There is no question that the desired impact from the above exemptions was to lower the cost of goods and tamper the impact of inflation for the men-on-the-street.

However, given the need for an extensive list of exemptions, as demonstrated by the Prime Minister, it begs the question as to whether the Government has been too hasty in its attempt to implement the GST. It goes to prove our assertion that the GST will become a major burden for the people, especially those in lower income groups.

It is a well-known fact that the GST is indeed a more efficient tax than the existing Sales & Services Tax (SST), but if and only if, the list of exemptions are kept to an absolute minimum. By creating a lengthy list of exemptions, the GST becomes a confusing, cumbersome and complicated tax for all stakeholders – the tax-paying consumers, the tax-operating businesses as well as the tax-collecting customs department.

Traders with a mixture of sales of zero-rated, exempt, and taxable supplies have to keep separate accounts for each of these categories of sales, imposing on them a significant additional burden of compliance. Some businesses can also easily be tempted to evade taxes on their taxable supplies, but even if not attempting to evade, can innocently make errors on their now complicated returns which need investigating and correcting, thereby adding to administration costs.

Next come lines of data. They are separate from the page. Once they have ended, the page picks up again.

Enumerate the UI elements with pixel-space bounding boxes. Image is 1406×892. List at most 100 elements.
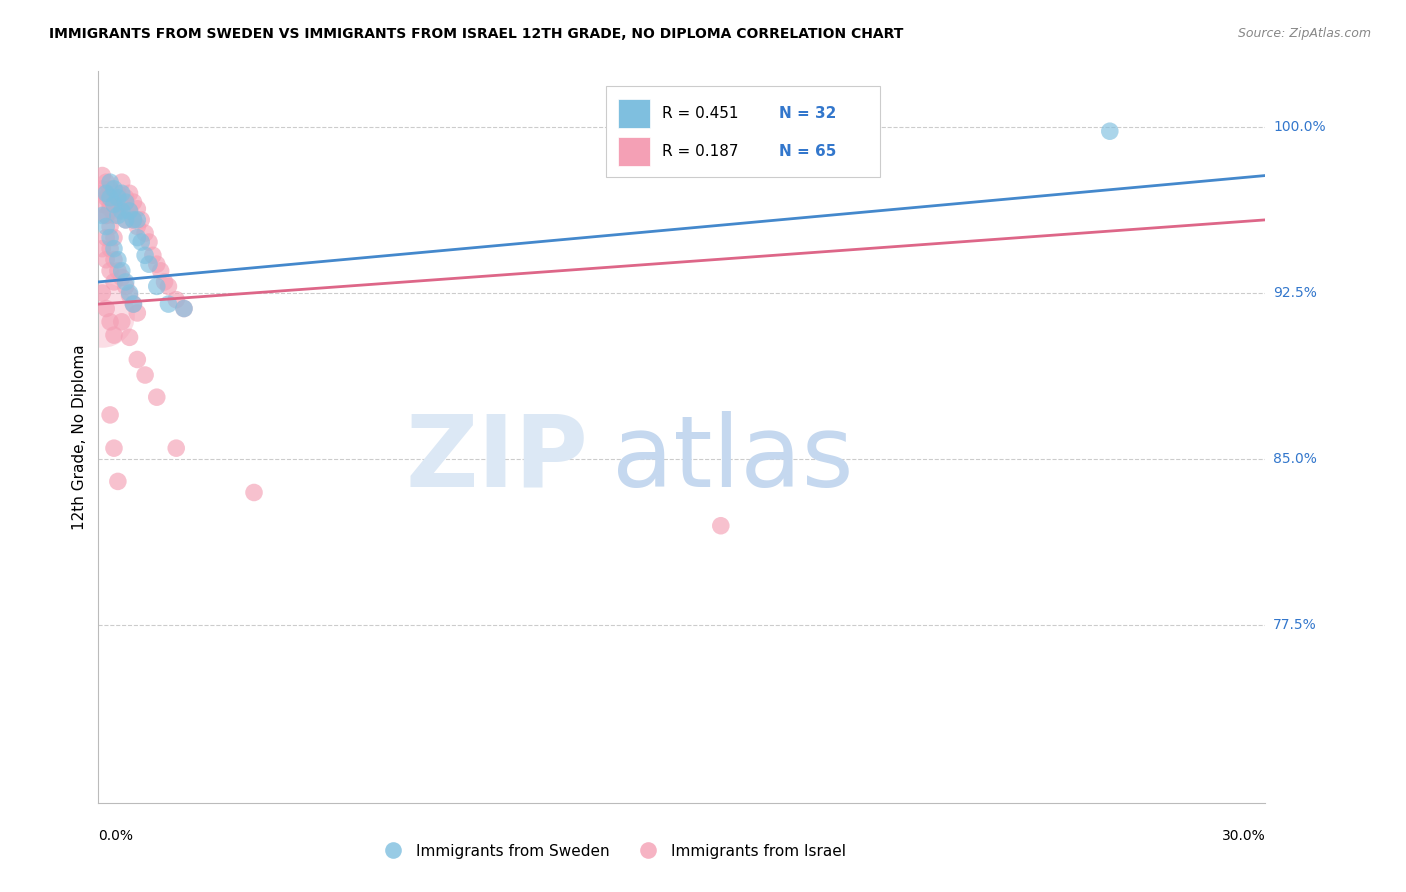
Point	[111, 264, 134, 278]
Point	[98, 315, 121, 329]
Point	[111, 186, 134, 201]
Point	[103, 182, 125, 196]
Point	[146, 257, 169, 271]
Point	[243, 485, 266, 500]
Point	[98, 242, 121, 256]
Point	[91, 169, 114, 183]
Text: Source: ZipAtlas.com: Source: ZipAtlas.com	[1237, 27, 1371, 40]
FancyBboxPatch shape	[617, 99, 651, 128]
Point	[138, 257, 160, 271]
Point	[98, 219, 121, 234]
Text: 85.0%: 85.0%	[1274, 452, 1317, 467]
Point	[107, 209, 129, 223]
Point	[118, 285, 141, 300]
Point	[710, 518, 733, 533]
Point	[118, 204, 141, 219]
Point	[111, 175, 134, 189]
Point	[91, 197, 114, 211]
Text: 77.5%: 77.5%	[1274, 618, 1317, 632]
Point	[107, 264, 129, 278]
Text: 30.0%: 30.0%	[1222, 830, 1265, 844]
Point	[103, 275, 125, 289]
Point	[98, 264, 121, 278]
Point	[118, 204, 141, 219]
Text: N = 65: N = 65	[779, 145, 837, 160]
Point	[127, 202, 149, 216]
Point	[98, 202, 121, 216]
Point	[98, 175, 121, 189]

Tax authorities will dispute with businesses and even consumers as to whether wholemeal bread with chocolate chips or whether coffee beans (as opposed to coffee powder) are taxable or exempt items.

The criticisms against such a GST system are well documented against countries with such a long list of exemptions as it introduces disproportionate high costs of doing business, extensive litigation as well as much heavier burden on the tax authorities to enforce compliance.

Under such circumstances, it is clear that it would be more sensible for the Government to postpone the implementation of the GST until such a time where its implementation would not require the Government to provide such an extensive list of exemptions.

Pakatan Rakyat has consistently argued that the GST places a disproportionate amount of burden on the middle and lower income today because some 80% of Malaysian workers do not earn enough to qualify to pay income-taxes today. While income tax cuts benefit the top 20% of wage-earners as a form of relief from GST, the 80% of poorer Malaysians have no such cushion.

The Government, instead of rashly implementing the GST, should instead focus on raising the income of the bottom 80% of Malaysian workers such that they “qualify” to pay income taxes with higher wages. Only after the income inequality is significantly reduced can the GST be implemented efficiently as a replacement tax regime without many of the tax-exemptions the Government is seeking to provide today.